Sydney was shrouded in toxic smoke as blazes flared to its north, south and west, some just 130 kilometres (80 miles) from Australia's largest city.
"Today has been an awful day," New South Wales sate fire commissioner Shane Fitzsimmons said on Dec. 21 afternoon.
Temperatures were expected to peak at 47 degrees Celsius (116 Fahrenheit) in parts of the state -- the country's most populous -- including in parts of west Sydney.
Australia endures bushfires every year but the early and intense start to this season, along with the record temperatures, has fuelled concerns about global warming.
The fires have torched at least three million hectares (7.4 million acres) of land -- an area equivalent to the size of Belgium -- with at least 10 people killed and more than 800 homes destroyed.
Two massive blazes south of Sydney generated their own thunderstorms, fire authorities said, with a "mega fire" burning to the north also threatening the dangerous phenomena.
A fire-generated thunderstorm can occur when a smoke plume is cooled as it meets pressure in the atmosphere, creating a cloud capable of producing its own lightning and powerful winds.
Some 3,000 firefighters across the state were bracing for a wind change in the afternoon, expected to bring "dangerous and difficult, volatile conditions", Fitzsimmons added.
"We will not get on top of these fires until we get some decent rain," Fitzsimmons said of the outlook.
"We are seeing a relentless pattern of hot, dry air dominating the weather features at the moment," he added.
Evacuations were being carried out in the town of Bargo, on the front of a 185,000-hectare blaze which tore through the nearby area on Dec. 19.
"It's horrific, it's devastating driving around. We feel pretty isolated where we are with the roadblocks. Loved ones can't come and see us," Bargo resident Corey Cartes told AFP.
Cartes was told to leave two days ago, but has stayed behind to defend his property.
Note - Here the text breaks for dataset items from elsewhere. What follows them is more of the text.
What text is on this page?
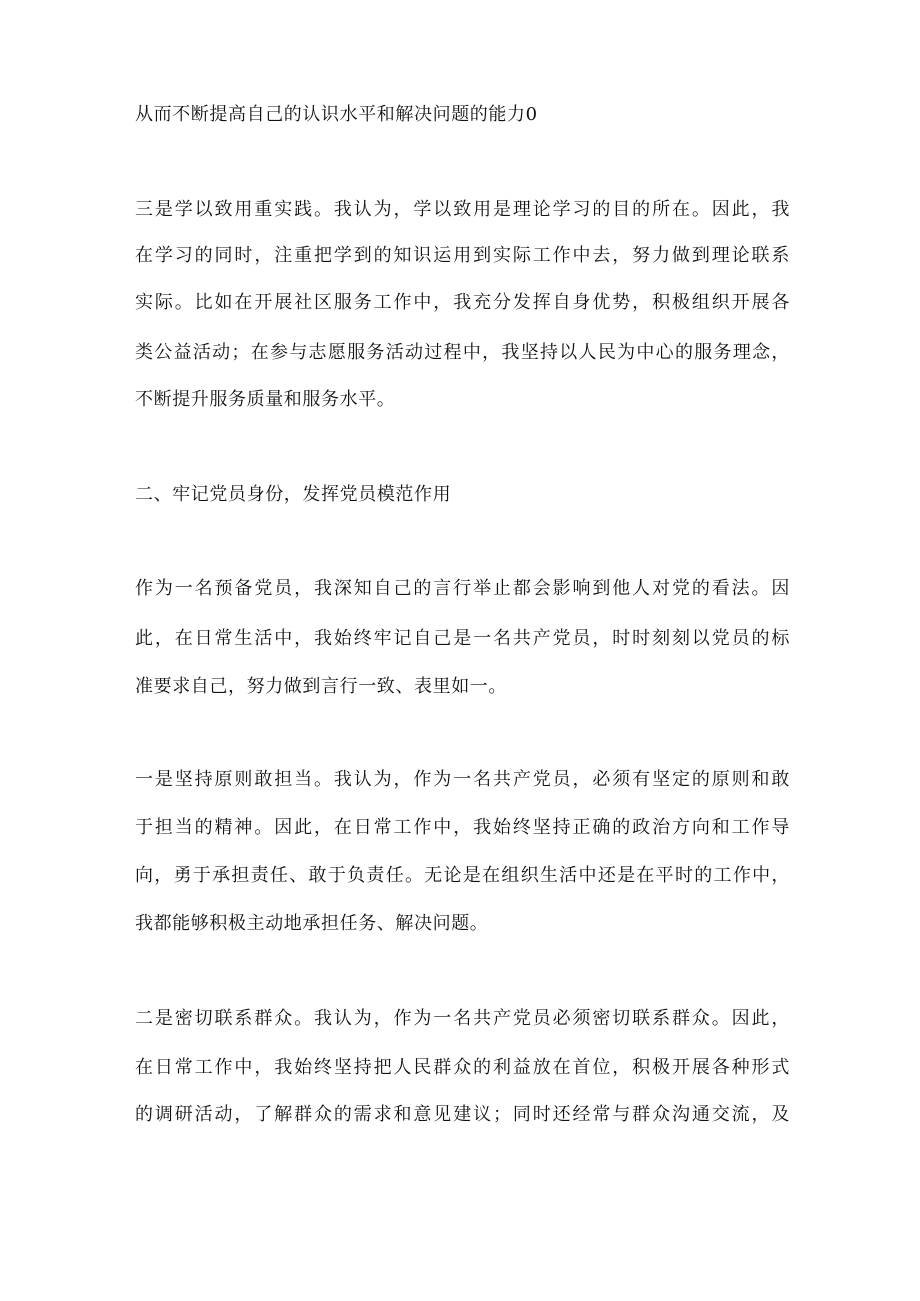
从而不断提高自己的认识水平和解决问题的能力0
三是学以致用重实践。我认为，学以致用是理论学习的目的所在。因此，我
在学习的同时，注重把学到的知识运用到实际工作中去，努力做到理论联系
实际。比如在开展社区服务工作中，我充分发挥自身优势，积极组织开展各
类公益活动；在参与志愿服务活动过程中，我坚持以人民为中心的服务理念，
不断提升服务质量和服务水平。
二、牢记党员身份，发挥党员模范作用
作为一名预备党员，我深知自己的言行举止都会影响到他人对党的看法。因
此，在日常生活中，我始终牢记自己是一名共产党员，时时刻刻以党员的标
准要求自己，努力做到言行一致、表里如一。
一是坚持原则敢担当。我认为，作为一名共产党员，必须有坚定的原则和敢
于担当的精神。因此，在日常工作中，我始终坚持正确的政治方向和工作导
向，勇于承担责任、敢于负责任。无论是在组织生活中还是在平时的工作中，
我都能够积极主动地承担任务、解决问题。
二是密切联系群众。我认为，作为一名共产党员必须密切联系群众。因此，
在日常工作中，我始终坚持把人民群众的利益放在首位，积极开展各种形式
的调研活动，了解群众的需求和意见建议；同时还经常与群众沟通交流，及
"Everyone is offering to help, but there is nothing they can do. Not for us now, just stay out and stay safe and we hope the fireies (firefighters) can do their job."
In the state of South Australia, which in the past few days has borne the brunt of the heat wave, more than 1,500 firefighters have been battling fires that ripped through more than 40,000 hectares.
Two people died in fires there over the past two days, and dozens of firefighters and residents have been treated for injuries and smoke inhalation.
Emergency crews were also on alert in the southern state of Victoria, where fires were burning following days of scorching temperatures.
Leading doctors have warned of a "public health emergency" given the unprecedented toxic smoke choking Sydney, which worsened to a dense haze on Dec. 21 evening.
"It is pretty much the whole New South Wales population being exposed to prolonged smoke and because we have never experienced this before, we don't know what the eventual outcome will be," Kim Loo told AFP.
"It probably won't be obvious for months, or even years," added Loo, also a member of advocacy group Doctors for the Environment.
Hospitals have been recording sharp increases in emergency room visits for heat exhaustion and respiratory problems.
Loo said elderly patients, as well as children and outdoor workers were the most at risk, warning the health sector is "not prepared" to deal with such cases.
Vulnerable people in New South Wales have been urged to stay indoors amid worries the scorching heat combined with the toxic smoke could cause "severe illness, hospital admissions and even death".
Sydney resident Len Renekov told AFP Saturday he was most worried about "getting all the smoke particles into my lungs and into my heart."
The 67-year-old was wearing a mask, still a rare sight, while nearby a dozen Sydneysiders sweated through their regular Saturday morning workout under the harbour bridge, without face coverings.
"A week ago it was worse, I couldn't see the Opera House," he said.